Classification of Diabetic Retinopathy
The basic clinical pathological processes involved in development of DR are manifested in 4 clinical stages described by the International Clinical Classification for Diabetic Retinopathy.” in 2003 (Tables 3and4)(37).
Possible Complications of Laser Treatment
Laser treatment remains the main therapy to prevent/delay progression to visual loss. Complications of laser therapy include impaired blue-yellow color vision, suggesting damage to rods and cones cells(41). Our group reported that bilateral laser therapy, via presumably destruction of ganglion cells, can disturb the normal circadian pattern of cortisol levels and cause nocturnal hypercortisolemia(42). Nocturnal increase of cortisol secretion is known to play a role in the development of insulin resistance, sleep fragmentation, early awakening, and night eating syndrome. These conditions can worsen diabetes control (42–44).
- DR remains the leading cause of preventable blindness in the working adult population. DR is a neurovascular disease, and can develop in the “pre-diabetic” state.
- Blood pressure, metabolic control and life style modification are needed to prevent progression of DR.
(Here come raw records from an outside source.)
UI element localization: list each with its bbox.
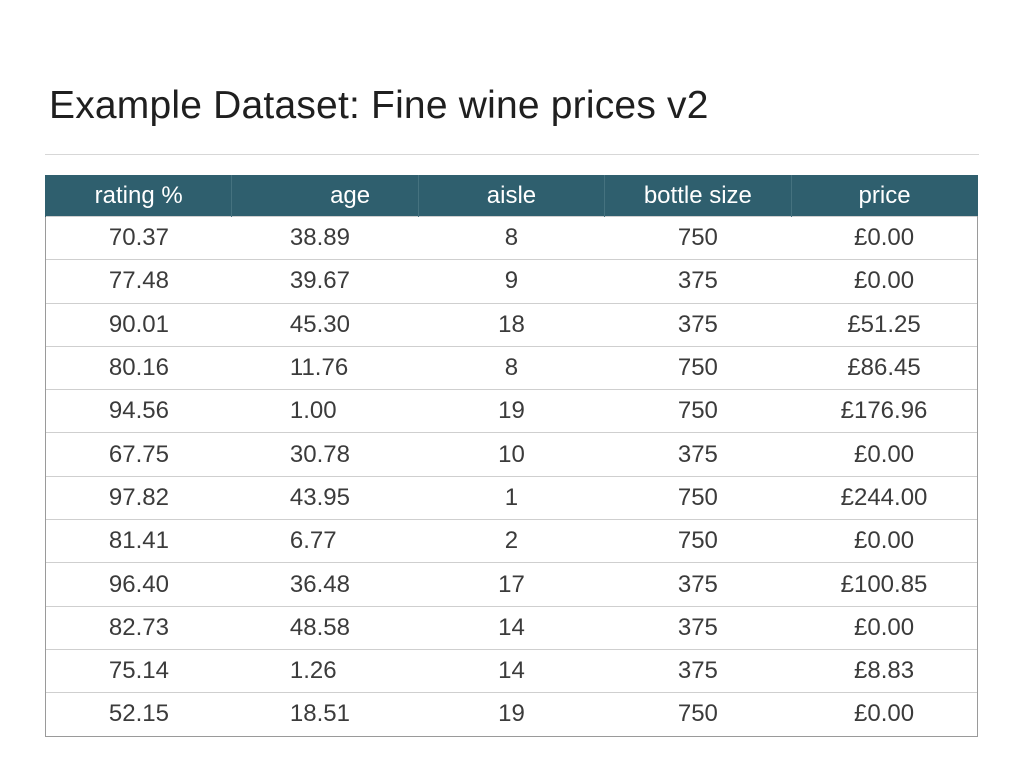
aisle-cell: 1 (418, 475, 605, 520)
age-cell: 18.51 (231, 692, 419, 737)
aisle-cell: 18 (418, 302, 605, 347)
table-header-row: rating % age aisle bottle size price (44, 175, 978, 217)
price-cell: £244.00 (791, 475, 979, 520)
table-row: 97.82 43.95 1 750 £244.00 (44, 475, 979, 520)
rating-cell: 97.82 (44, 475, 232, 520)
age-cell: 39.67 (231, 259, 419, 304)
age-cell: 6.77 (231, 519, 419, 563)
aisle-cell: 9 (418, 259, 605, 304)
rating-cell: 81.41 (44, 519, 232, 563)
bottle-size-cell: 375 (604, 259, 792, 304)
table-row: 70.37 38.89 8 750 £0.00 (44, 215, 979, 260)
bottle-size-cell: 375 (604, 605, 792, 650)
bottle-size-cell: 750 (604, 519, 792, 563)
price-cell: £51.25 (791, 302, 979, 347)
age-cell: 11.76 (231, 345, 419, 390)
bottle-size-cell: 750 (604, 389, 792, 433)
age-cell: 43.95 (231, 475, 419, 520)
rating-cell: 90.01 (44, 302, 232, 347)
aisle-cell: 8 (418, 215, 605, 260)
rating-cell: 70.37 (44, 215, 232, 260)
aisle-cell: 14 (418, 605, 605, 650)
rating-cell: 96.40 (44, 562, 232, 607)
age-cell: 1.26 (231, 648, 419, 693)
column-header-age: age (231, 175, 419, 217)
wine-prices-table: rating % age aisle bottle size price 70.… (44, 175, 979, 737)
rating-cell: 82.73 (44, 605, 232, 650)
rating-cell: 80.16 (44, 345, 232, 390)
rating-cell: 67.75 (44, 432, 232, 477)
price-cell: £8.83 (791, 648, 979, 693)
aisle-cell: 19 (418, 692, 605, 737)
table-row: 75.14 1.26 14 375 £8.83 (44, 648, 979, 693)
table-row: 90.01 45.30 18 375 £51.25 (44, 302, 979, 347)
age-cell: 1.00 (231, 389, 419, 433)
rating-cell: 75.14 (44, 648, 232, 693)
bottle-size-cell: 750 (604, 215, 792, 260)
table-body: 70.37 38.89 8 750 £0.00 77.48 39.67 9 375 £0.00 90… (44, 215, 979, 737)
aisle-cell: 8 (418, 345, 605, 390)
age-cell: 48.58 (231, 605, 419, 650)
rating-cell: 94.56 (44, 389, 232, 433)
aisle-cell: 17 (418, 562, 605, 607)
price-cell: £100.85 (791, 562, 979, 607)
price-cell: £0.00 (791, 215, 979, 260)
bottle-size-cell: 375 (604, 562, 792, 607)
table-row: 77.48 39.67 9 375 £0.00 (44, 259, 979, 304)
price-cell: £0.00 (791, 692, 979, 737)
aisle-cell: 14 (418, 648, 605, 693)
column-header-rating: rating % (44, 175, 232, 217)
aisle-cell: 2 (418, 519, 605, 563)
age-cell: 30.78 (231, 432, 419, 477)
column-header-price: price (790, 175, 978, 217)
price-cell: £176.96 (791, 389, 979, 433)
table-row: 67.75 30.78 10 375 £0.00 (44, 432, 979, 477)
bottle-size-cell: 375 (604, 432, 792, 477)
price-cell: £0.00 (791, 259, 979, 304)
bottle-size-cell: 750 (604, 692, 792, 737)
table-row: 52.15 18.51 19 750 £0.00 (44, 692, 979, 737)
aisle-cell: 19 (418, 389, 605, 433)
table-row: 96.40 36.48 17 375 £100.85 (44, 562, 979, 607)
price-cell: £0.00 (791, 519, 979, 563)
age-cell: 45.30 (231, 302, 419, 347)
column-header-bottle-size: bottle size (604, 175, 792, 217)
rating-cell: 77.48 (44, 259, 232, 304)
price-cell: £86.45 (791, 345, 979, 390)
age-cell: 38.89 (231, 215, 419, 260)
age-cell: 36.48 (231, 562, 419, 607)
rating-cell: 52.15 (44, 692, 232, 737)
bottle-size-cell: 750 (604, 475, 792, 520)
table-row: 94.56 1.00 19 750 £176.96 (44, 389, 979, 433)
aisle-cell: 10 (418, 432, 605, 477)
table-row: 80.16 11.76 8 750 £86.45 (44, 345, 979, 390)
column-header-aisle: aisle (417, 175, 605, 217)
bottle-size-cell: 750 (604, 345, 792, 390)
bottle-size-cell: 375 (604, 648, 792, 693)
table-row: 81.41 6.77 2 750 £0.00 (44, 519, 979, 563)
bottle-size-cell: 375 (604, 302, 792, 347)
price-cell: £0.00 (791, 605, 979, 650)
title-divider (45, 154, 979, 155)
price-cell: £0.00 (791, 432, 979, 477)
table-row: 82.73 48.58 14 375 £0.00 (44, 605, 979, 650)
slide-title: Example Dataset: Fine wine prices v2 (49, 84, 709, 127)
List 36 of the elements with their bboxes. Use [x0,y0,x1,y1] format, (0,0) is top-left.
- Early detection, timely and appropriate treatment (Table 5) are the standard of care(30). The indications, efficacy and safety of newer medical therapies (e.g. aldose reductase inhibitors, AGE inhibitors, PKC inhibitors, VEGF antagonists, octreotide, leptin antagonists, etc) and surgical treatments (intravitreal anti - VEGF) require further evaluation(30).
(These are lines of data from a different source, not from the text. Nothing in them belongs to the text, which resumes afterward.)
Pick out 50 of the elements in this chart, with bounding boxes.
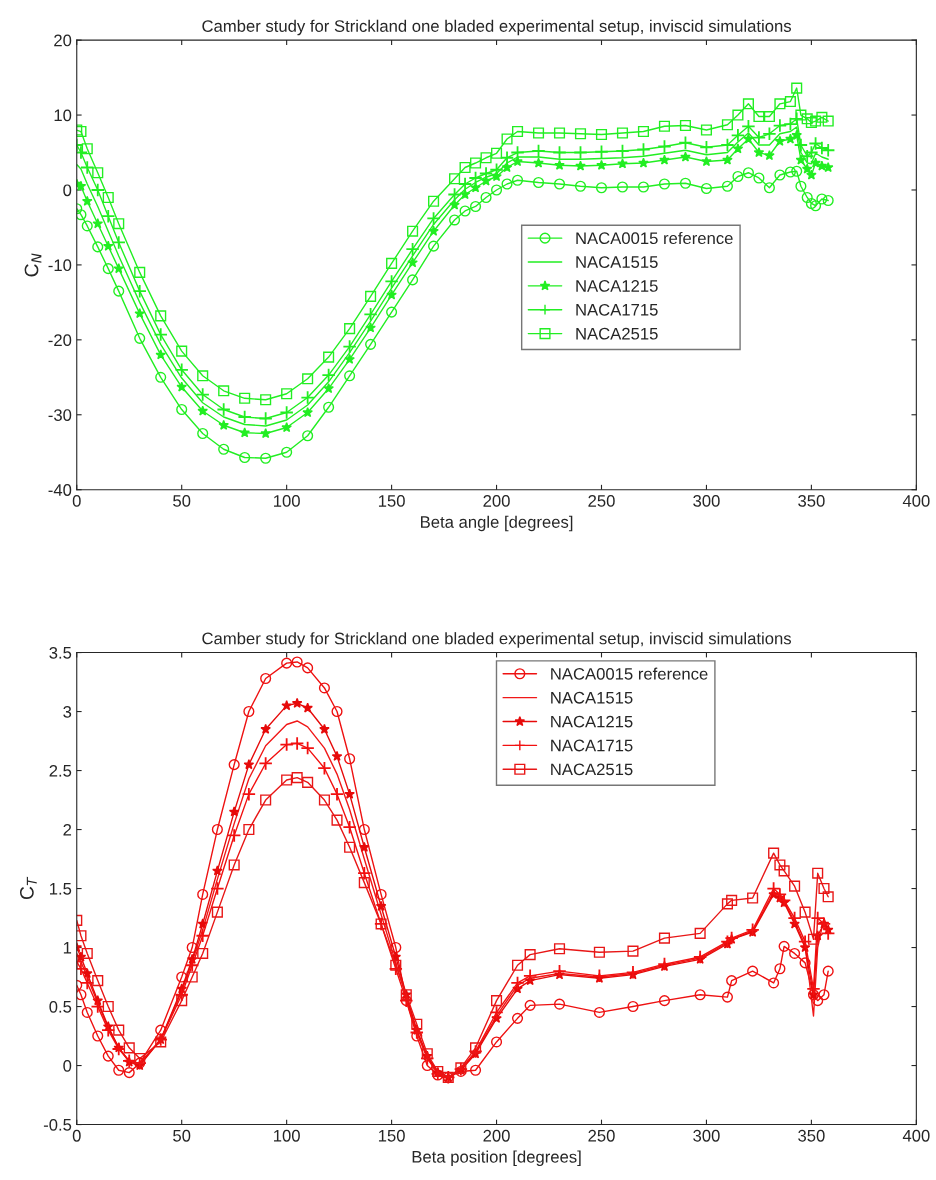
y-tick-label: 1.5 [50,883,72,895]
y-tick-label: -10 [48,259,72,272]
y-tick-label: 20 [54,34,72,47]
x-tick-label: 250 [588,1129,615,1142]
x-tick-label: 250 [588,495,615,507]
legend-label: NACA2515 [576,327,658,340]
y-tick-label: 0 [63,1059,72,1072]
x-tick-label: 400 [902,495,930,507]
y-tick-label: 3 [63,705,72,718]
y-tick-label: 0.5 [49,1000,72,1013]
x-tick-label: 0 [72,1129,81,1142]
legend-label: NACA1515 [551,691,633,704]
x-tick-label: 400 [902,1129,930,1142]
y-axis-title: C$_{T}$ [19,876,37,900]
legend-label: NACA1215 [576,280,658,292]
x-tick-label: 350 [798,1129,825,1142]
y-tick-label: 3.5 [49,646,72,659]
x-axis-title: Beta angle [degrees] [421,515,573,532]
x-tick-label: 50 [173,495,191,507]
x-axis-title: Beta position [degrees] [412,1150,581,1167]
y-tick-label: -0.5 [43,1118,72,1131]
legend-label: NACA1215 [551,715,633,728]
chart-title: Camber study for Strickland one bladed experimental setup, inviscid simulations [202,632,792,648]
x-tick-label: 0 [72,495,81,507]
legend-label: NACA1515 [576,256,658,268]
y-tick-label: 10 [54,109,72,122]
legend-label: NACA1715 [551,739,633,752]
y-tick-label: 1 [63,942,72,954]
y-tick-label: -20 [48,334,72,347]
legend-label: NACA1715 [576,303,658,316]
x-tick-label: 200 [483,495,510,507]
x-tick-label: 100 [274,495,300,507]
x-tick-label: 150 [378,495,405,507]
legend-label: NACA0015 reference [576,231,733,245]
x-tick-label: 150 [378,1129,405,1142]
y-tick-label: 0 [63,184,72,197]
x-tick-label: 300 [693,495,720,507]
y-tick-label: -40 [48,484,72,496]
legend-label: NACA0015 reference [551,667,708,680]
y-tick-label: -30 [48,409,72,421]
chart-title: Camber study for Strickland one bladed experimental setup, inviscid simulations [202,19,792,36]
x-tick-label: 350 [798,495,825,507]
legend-label: NACA2515 [551,763,633,776]
y-tick-label: 2 [63,823,72,836]
x-tick-label: 100 [274,1129,300,1142]
x-tick-label: 50 [173,1129,191,1142]
x-tick-label: 300 [693,1129,720,1142]
x-tick-label: 200 [483,1129,510,1142]
y-tick-label: 2.5 [49,764,72,777]
y-axis-title: C$_{N}$ [24,253,42,277]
- Addressing risk factors early in the course of the diabetic state as well as post laser follow up requires a multidisciplinary approach. This combined approach was recently reported to have a sustained beneficial effect with respect to vascular complications in diabetic patients(45). The team should include internist (or primary care MD), diabetologist/endocrinologist, ophthalmologist and other appropriate personnel, to manage the complex problems of the patient with diabetes mellitus.